Genau wie Schaltwerke werden auch Hinterrad-Bremsen an modernen Mountainbikes, Rennrädern und Gravel Bikes häufig mittels kleiner Adapter direkt mit dem Rahmen befestigt. Während sich diese Adapter bei Schaltungen zumindest bis zur Einführung des SRAM Universal Derailleur Hanger, kurz UDH, je nach Hersteller und Rahmen unterschieden haben, ist es im Bereich der Scheibenbremsen etwas weniger chaotisch. Trotzdem gibt es unter anderem mit dem Post Mount, dem International Standard und der Flat Mount-Befestigung gleich mehrere Möglichkeiten, den Bremssattel am Rahmen zu befestigen. Je nach Größe der Bremsscheiben sind hierfür unterschiedliche Bremsadapter notwendig.

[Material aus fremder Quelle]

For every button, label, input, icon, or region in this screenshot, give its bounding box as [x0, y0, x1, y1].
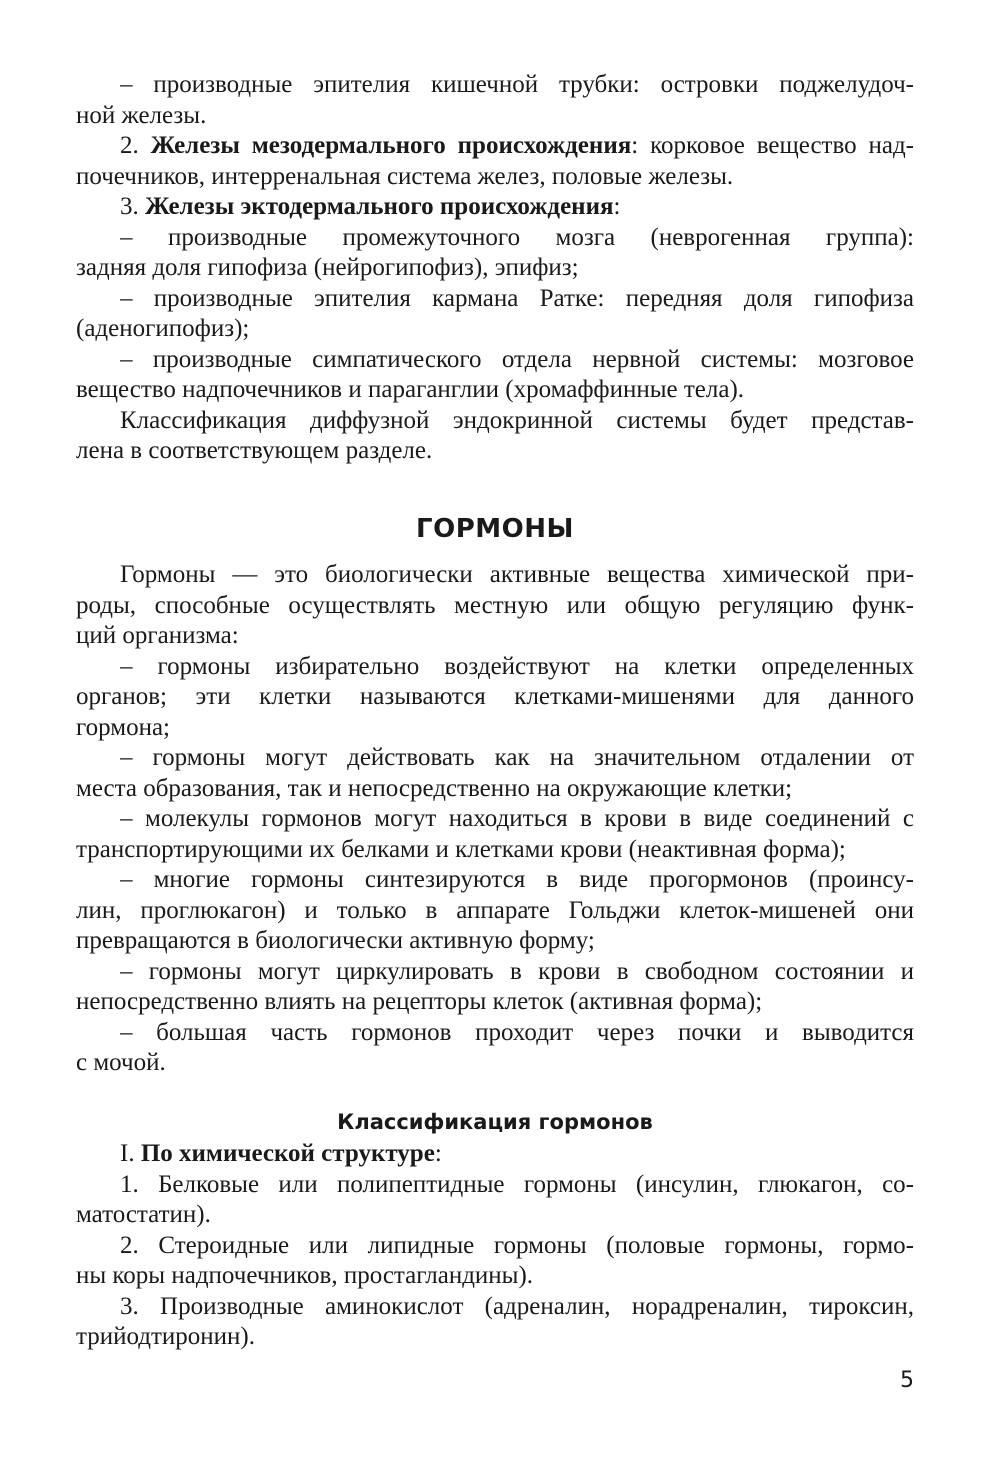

Ähnlicher Ansatz wie SRAM XPLR und T-Type Transmission
SRAM hat sich offensichtlich diesem Problem, das eigentlich gar nicht als Problem wahrgenommen wird, angenommen und bei der US-amerikanischen Patent-Behörde eine Möglichkeit beschrieben, den Bremssattel koaxial zur Hinterrad-Nabe zu befestigen. Dieser Ansatz, der nun patentiert worden ist, wird von SRAM im veröffentlichten Dokument als Universal Brake Mount bezeichnet und wäre damit das Gegenstück zum Universal Derailleur Hanger. Zunächst über dieses Patent berichtet hat die kanadische Mountainbike-Website pinkbike.com.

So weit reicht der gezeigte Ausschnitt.